Pero el médico le interrumpió sin miramientos:

—Déjate de cantinelas. Veamos qué nos has traído.

El dueño de la casa cogió un libro, se dirigió al sofá y se puso a leer, tan ausente como si en la habitación no hubiera una alma. El hombrecillo le miró con melancolía; hubiera preferido mil veces tratar con el educado señor que con el matasanos, al que sabía correoso.

Samuel apuntó una silla y pidió a la campesina que se sentara. Ella le miró con ojos vacíos y se quedó donde estaba. El doctor repitió pacientemente la orden pero la chica ni se inmutó, era obvio que no comprendía lo que se le estaba diciendo. Alarmado por el sesgo que tomaban las cosas, el hombrecillo intervino:


Séntate alí
—le espetó con sequedad.

La siseante música galaica irritó sobremanera al doctor.

—Ni siquiera habla español. Ya te la puedes llevar ahora mismo.

Habló enfurecido, dirigiéndose al hombrecillo con ademanes teatrales; exagerar su descontento estipulaba un agravio sobre el que negociaría rebaja en el precio de la chica. Pero León se inmiscuyó arruinándole la estrategia.

—Tampoco habrá mucho que hablar.

El asunto, un mero trámite doméstico, le resultaba tedioso, deseaba que se liquidara con prontitud.

El médico gruñó, le hubiera gustado seguir luciéndose con una buena disputa; cuestión de prurito personal, se consideraba un negociador astuto. Pero la muchacha ya estaba sentada en la silla y su labor era hacer un examen médico. Acercó una lámpara y desabrochó su maletín sin dejar de refunfuñar. Interesaba mantener vivo el mal humor para ir minando las defensas del adversario.

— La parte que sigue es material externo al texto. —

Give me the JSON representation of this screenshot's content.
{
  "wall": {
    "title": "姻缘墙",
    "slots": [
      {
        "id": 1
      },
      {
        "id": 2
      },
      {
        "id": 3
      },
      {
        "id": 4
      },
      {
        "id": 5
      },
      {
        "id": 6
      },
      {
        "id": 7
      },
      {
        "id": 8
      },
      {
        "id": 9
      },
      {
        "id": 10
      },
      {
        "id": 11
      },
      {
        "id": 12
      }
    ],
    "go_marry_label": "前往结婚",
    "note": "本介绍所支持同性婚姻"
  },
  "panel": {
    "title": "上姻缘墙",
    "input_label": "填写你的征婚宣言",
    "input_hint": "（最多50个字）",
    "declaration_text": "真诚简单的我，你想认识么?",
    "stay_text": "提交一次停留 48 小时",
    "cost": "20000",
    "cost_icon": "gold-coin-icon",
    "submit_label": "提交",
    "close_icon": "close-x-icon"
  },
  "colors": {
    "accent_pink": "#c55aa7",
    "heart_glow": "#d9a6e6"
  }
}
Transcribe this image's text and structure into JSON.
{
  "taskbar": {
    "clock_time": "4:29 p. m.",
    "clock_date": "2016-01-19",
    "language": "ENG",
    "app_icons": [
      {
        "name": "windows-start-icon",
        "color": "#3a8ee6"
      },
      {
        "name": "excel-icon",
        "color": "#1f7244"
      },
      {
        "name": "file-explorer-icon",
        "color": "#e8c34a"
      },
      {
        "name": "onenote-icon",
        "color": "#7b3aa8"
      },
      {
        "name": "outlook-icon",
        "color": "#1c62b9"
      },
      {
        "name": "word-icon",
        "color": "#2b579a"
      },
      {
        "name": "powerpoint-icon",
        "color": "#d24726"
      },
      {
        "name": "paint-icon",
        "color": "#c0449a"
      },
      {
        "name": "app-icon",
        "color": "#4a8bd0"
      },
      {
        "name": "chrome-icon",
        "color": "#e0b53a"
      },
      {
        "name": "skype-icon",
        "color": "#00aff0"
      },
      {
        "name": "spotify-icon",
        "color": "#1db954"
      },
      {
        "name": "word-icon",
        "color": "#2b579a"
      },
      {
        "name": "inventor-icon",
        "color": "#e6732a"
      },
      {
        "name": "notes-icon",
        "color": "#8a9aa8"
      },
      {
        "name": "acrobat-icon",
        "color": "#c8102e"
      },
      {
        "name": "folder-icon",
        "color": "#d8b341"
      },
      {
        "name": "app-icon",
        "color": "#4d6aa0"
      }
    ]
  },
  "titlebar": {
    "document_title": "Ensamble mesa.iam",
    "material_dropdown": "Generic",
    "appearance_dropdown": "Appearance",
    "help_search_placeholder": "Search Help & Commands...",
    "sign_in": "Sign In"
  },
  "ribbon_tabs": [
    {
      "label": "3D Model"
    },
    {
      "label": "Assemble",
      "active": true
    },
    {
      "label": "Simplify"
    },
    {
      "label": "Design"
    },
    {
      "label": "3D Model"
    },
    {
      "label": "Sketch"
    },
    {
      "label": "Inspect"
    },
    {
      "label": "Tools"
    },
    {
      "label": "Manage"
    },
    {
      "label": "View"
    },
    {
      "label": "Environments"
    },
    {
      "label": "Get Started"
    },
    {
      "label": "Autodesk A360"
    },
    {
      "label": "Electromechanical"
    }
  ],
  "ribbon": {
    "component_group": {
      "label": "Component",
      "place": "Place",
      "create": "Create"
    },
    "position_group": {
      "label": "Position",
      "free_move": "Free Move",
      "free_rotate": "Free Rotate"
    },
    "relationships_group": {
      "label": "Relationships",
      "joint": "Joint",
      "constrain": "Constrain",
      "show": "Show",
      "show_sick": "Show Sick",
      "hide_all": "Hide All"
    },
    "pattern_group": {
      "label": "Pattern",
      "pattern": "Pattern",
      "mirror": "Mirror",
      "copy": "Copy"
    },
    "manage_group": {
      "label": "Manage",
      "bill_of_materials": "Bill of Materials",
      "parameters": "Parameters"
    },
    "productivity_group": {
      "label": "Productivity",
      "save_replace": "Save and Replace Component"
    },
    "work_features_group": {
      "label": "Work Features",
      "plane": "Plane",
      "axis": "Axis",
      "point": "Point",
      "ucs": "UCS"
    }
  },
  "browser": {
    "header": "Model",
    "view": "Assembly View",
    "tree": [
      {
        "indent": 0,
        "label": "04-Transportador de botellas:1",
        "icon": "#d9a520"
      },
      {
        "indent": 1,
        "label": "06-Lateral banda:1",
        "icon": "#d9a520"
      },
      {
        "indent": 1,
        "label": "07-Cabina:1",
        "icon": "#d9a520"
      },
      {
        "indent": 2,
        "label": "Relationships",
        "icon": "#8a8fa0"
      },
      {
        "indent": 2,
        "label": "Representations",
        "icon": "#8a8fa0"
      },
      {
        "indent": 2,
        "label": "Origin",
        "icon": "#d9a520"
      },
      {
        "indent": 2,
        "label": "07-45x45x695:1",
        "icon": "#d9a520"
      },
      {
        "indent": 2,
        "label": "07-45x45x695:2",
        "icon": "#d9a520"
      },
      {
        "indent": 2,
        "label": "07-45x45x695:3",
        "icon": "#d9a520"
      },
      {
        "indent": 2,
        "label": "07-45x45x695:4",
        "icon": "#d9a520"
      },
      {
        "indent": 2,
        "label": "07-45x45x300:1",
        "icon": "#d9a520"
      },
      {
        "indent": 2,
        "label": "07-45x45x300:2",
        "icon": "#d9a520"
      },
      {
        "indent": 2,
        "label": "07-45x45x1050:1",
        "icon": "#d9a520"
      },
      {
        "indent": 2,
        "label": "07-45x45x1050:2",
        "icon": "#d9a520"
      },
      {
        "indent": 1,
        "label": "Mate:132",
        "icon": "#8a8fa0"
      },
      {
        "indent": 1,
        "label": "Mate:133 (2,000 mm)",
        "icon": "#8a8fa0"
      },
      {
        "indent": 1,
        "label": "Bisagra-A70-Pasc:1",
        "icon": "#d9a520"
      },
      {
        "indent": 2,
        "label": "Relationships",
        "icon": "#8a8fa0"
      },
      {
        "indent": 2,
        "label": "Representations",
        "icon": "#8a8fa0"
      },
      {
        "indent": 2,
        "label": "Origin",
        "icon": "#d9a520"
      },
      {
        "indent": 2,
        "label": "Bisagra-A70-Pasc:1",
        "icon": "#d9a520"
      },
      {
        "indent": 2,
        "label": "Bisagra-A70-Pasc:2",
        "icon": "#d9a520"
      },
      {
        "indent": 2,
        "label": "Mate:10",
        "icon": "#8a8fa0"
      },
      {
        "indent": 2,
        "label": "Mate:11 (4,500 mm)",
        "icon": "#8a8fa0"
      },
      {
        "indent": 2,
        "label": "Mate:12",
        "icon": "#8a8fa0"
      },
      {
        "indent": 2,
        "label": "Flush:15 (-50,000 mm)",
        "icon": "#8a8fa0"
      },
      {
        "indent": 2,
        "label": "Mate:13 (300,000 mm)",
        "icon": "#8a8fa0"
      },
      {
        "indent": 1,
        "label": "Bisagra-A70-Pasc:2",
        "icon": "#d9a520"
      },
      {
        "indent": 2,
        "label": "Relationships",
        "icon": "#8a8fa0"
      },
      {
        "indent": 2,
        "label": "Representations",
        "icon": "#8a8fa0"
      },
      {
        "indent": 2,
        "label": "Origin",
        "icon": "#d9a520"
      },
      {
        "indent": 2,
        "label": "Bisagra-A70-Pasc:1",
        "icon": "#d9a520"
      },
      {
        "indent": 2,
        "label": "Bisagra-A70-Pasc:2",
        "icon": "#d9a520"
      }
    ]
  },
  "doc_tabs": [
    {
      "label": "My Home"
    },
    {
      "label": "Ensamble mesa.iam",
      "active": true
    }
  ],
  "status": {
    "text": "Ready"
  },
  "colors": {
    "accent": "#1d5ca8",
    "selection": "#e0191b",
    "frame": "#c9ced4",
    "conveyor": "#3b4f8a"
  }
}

Abrió primero la boca de la chica, acercó un cristal de aumento y observó detenidamente la dentadura. Pese a sus condiciones de vida, la maldita conservaba sanas todas las piezas. Una auténtica proeza, pensó con envidia, a él le quedaban poquísimas en semejante estado y muy pronto tendría que recurrir a las execrables castañuelas, algo que repugnaba a su vanidad. Tras esta pequeña digresión conmiserativa volvió a su labor. Aproximó su rostro hasta casi tocar el de ella, entrecerró los ojos y se concentró en lo que sentía su nariz. Después se irguió sin poder ocultar cierta satisfacción.